Occasionally, there are glimpses of the ramifications of this subject in
Mailer’s other work. He tells us that he set the stage version of The Deer
Park in hell for the above reason. Lennon takes him up on religious echoes
in two of his novels — Ancient Evenings and An American Dream. The author
muses at some length on the question of suicide, alludes to The
Executioner’s Song and says that he believes the murderer Gary Gilmore
desired to die because he didn’t want his physical body to outlive his soul,
and was convinced that if he remained in prison his soul would indeed
expire. And he never misses a chance to work one of his favorite literary
tropes — the hatred of technology — into this cosmic discussion, referring
to it quite unironically as “the most advanced, extreme, and brilliant
creation of the Devil”.
It comes as no surprise to find Mailer embracing a form of Manicheanism,
pitting the forces of light and darkness against each other in a permanent
stand-off, with humanity as the battlefield. (When asked if Jesus is part of
this battle, he responds rather loftily that he thinks it is a distinct
possibility.) But it is at points like this that he talks as if all the
late-night undergraduate talk sessions on the question of theism had become
rolled into one. “How can we not face up to the fact that if God is
All-Powerful, He cannot be All-Good. Or She cannot be All-Good.”

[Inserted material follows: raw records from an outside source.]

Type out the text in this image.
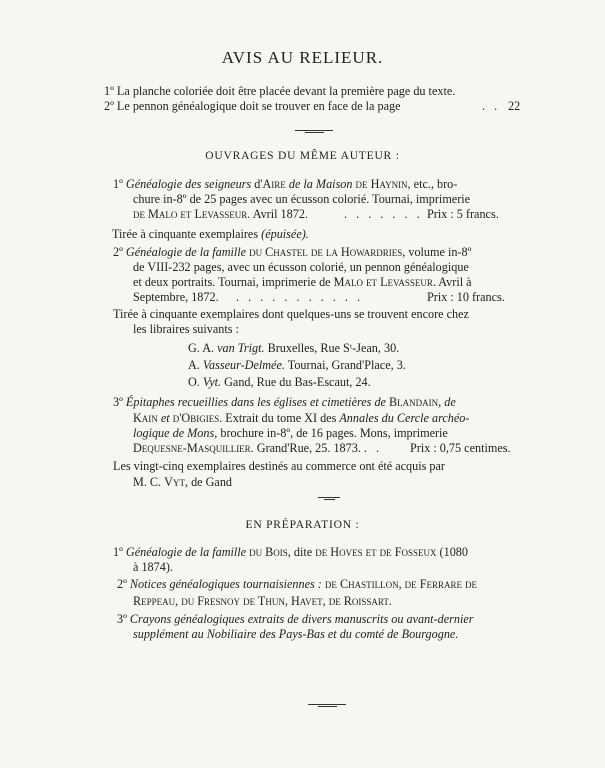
AVIS AU RELIEUR.
1º La planche coloriée doit être placée devant la première page du texte.
2º Le pennon généalogique doit se trouver en face de la page	. . 22
OUVRAGES DU MÊME AUTEUR :
1º Généalogie des seigneurs d'Aire de la Maison de Haynin, etc., bro-
chure in-8º de 25 pages avec un écusson colorié. Tournai, imprimerie
de Malo et Levasseur. Avril 1872.	. . . . . . . Prix : 5 francs.
Tirée à cinquante exemplaires (épuisée).
2º Généalogie de la famille du Chastel de la Howardries, volume in-8º
de VIII-232 pages, avec un écusson colorié, un pennon généalogique
et deux portraits. Tournai, imprimerie de Malo et Levasseur. Avril à
Septembre, 1872. . . . . . . . . . . .	Prix : 10 francs.
Tirée à cinquante exemplaires dont quelques-uns se trouvent encore chez
les libraires suivants :
G. A. van Trigt. Bruxelles, Rue Sᵗ-Jean, 30.
A. Vasseur-Delmée. Tournai, Grand'Place, 3.
O. Vyt. Gand, Rue du Bas-Escaut, 24.
3º Épitaphes recueillies dans les églises et cimetières de Blandain, de
Kain et d'Obigies. Extrait du tome XI des Annales du Cercle archéo-
logique de Mons, brochure in-8º, de 16 pages. Mons, imprimerie
Dequesne-Masquillier. Grand'Rue, 25. 1873. . . Prix : 0,75 centimes.
Les vingt-cinq exemplaires destinés au commerce ont été acquis par
M. C. Vyt, de Gand
EN PRÉPARATION :
1º Généalogie de la famille du Bois, dite de Hoves et de Fosseux (1080
à 1874).
2º Notices généalogiques tournaisiennes : de Chastillon, de Ferrare de
Reppeau, du Fresnoy de Thun, Havet, de Roissart.
3º Crayons généalogiques extraits de divers manuscrits ou avant-dernier
supplément au Nobiliaire des Pays-Bas et du comté de Bourgogne.
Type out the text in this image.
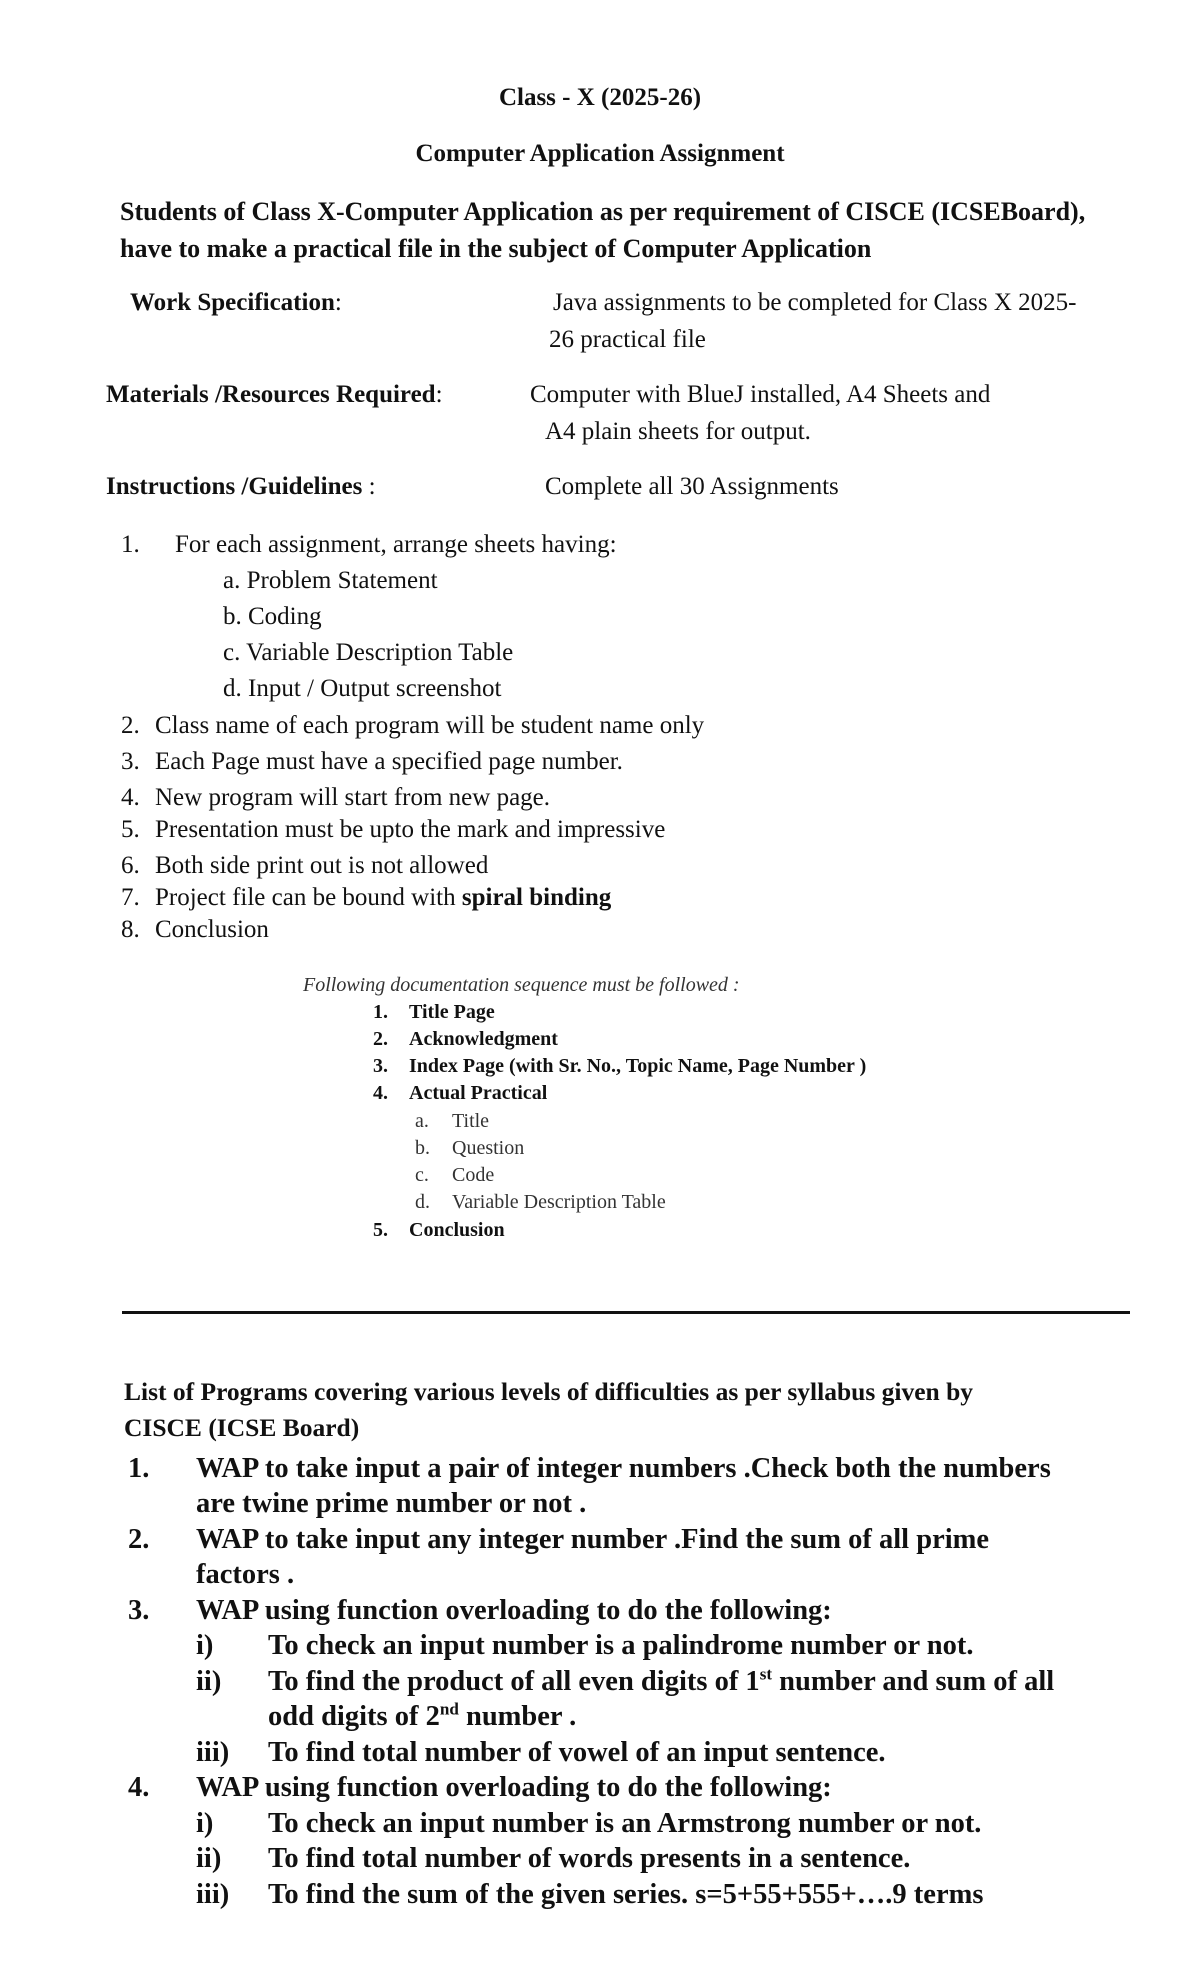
Class - X (2025-26)
Computer Application Assignment
Students of Class X-Computer Application as per requirement of CISCE (ICSEBoard),
have to make a practical file in the subject of Computer Application
Work Specification:	Java assignments to be completed for Class X 2025-
26 practical file
Materials /Resources Required:	Computer with BlueJ installed, A4 Sheets and
A4 plain sheets for output.
Instructions /Guidelines :	Complete all 30 Assignments
1. For each assignment, arrange sheets having:
a. Problem Statement
b. Coding
c. Variable Description Table
d. Input / Output screenshot
2. Class name of each program will be student name only
3. Each Page must have a specified page number.
4. New program will start from new page.
5. Presentation must be upto the mark and impressive
6. Both side print out is not allowed
7. Project file can be bound with spiral binding
8. Conclusion
Following documentation sequence must be followed :
1. Title Page
2. Acknowledgment
3. Index Page (with Sr. No., Topic Name, Page Number )
4. Actual Practical
a. Title
b. Question
c. Code
d. Variable Description Table
5. Conclusion
List of Programs covering various levels of difficulties as per syllabus given by
CISCE (ICSE Board)
1. WAP to take input a pair of integer numbers .Check both the numbers
are twine prime number or not .
2. WAP to take input any integer number .Find the sum of all prime
factors .
3. WAP using function overloading to do the following:
i) To check an input number is a palindrome number or not.
ii) To find the product of all even digits of 1st number and sum of all
odd digits of 2nd number .
iii) To find total number of vowel of an input sentence.
4. WAP using function overloading to do the following:
i) To check an input number is an Armstrong number or not.
ii) To find total number of words presents in a sentence.
iii) To find the sum of the given series. s=5+55+555+….9 terms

Mailer says that questions such as this have bedevilled “theologians”, whereas
it would be more accurate to say that such questions, posed by philosophers,
have attempted to put theologians out of business. A long exchange on the
probability of reincarnation (known to Mailer sometimes as “karmic
reassignment”) manages to fall slightly below the level of those
undergraduate talk sessions.The Manichean stand-off leads Mailer, in
closing, to speculate on what God might desire politically and to say: “ In
different times, the heavens may have been partial to monarchy, to
communism, and certainly the Lord was interested in democracy, in
capitalism. (As was the Devil!)”
I think it was at this point that I decided I would rather remember Mailer as
the author of Harlot’s Ghost and The Armies of the Night.
Game theory
Who but the sports-mad Mailer would liken the battle between God and the Devil
to a game of American football? The contest, for sure, has with own laws (so
that after God and the Devil “tackle a guy, they don’t kick him in the
head”), but each side is not above cheating — with God breaking the rules
occasionally by throwing in “a miracle”. Strangely, Mailer doesn’t mention
Jesus in this agonising analogy, but then the notion of the “super-sub” may
be an image too far even for him.
ON GOD: An Uncommon Conversation by Norman Mailer with Michael Lennon
Continuum £16.99 pp240
Christopher Hitchens is a columnist for Vanity Fair.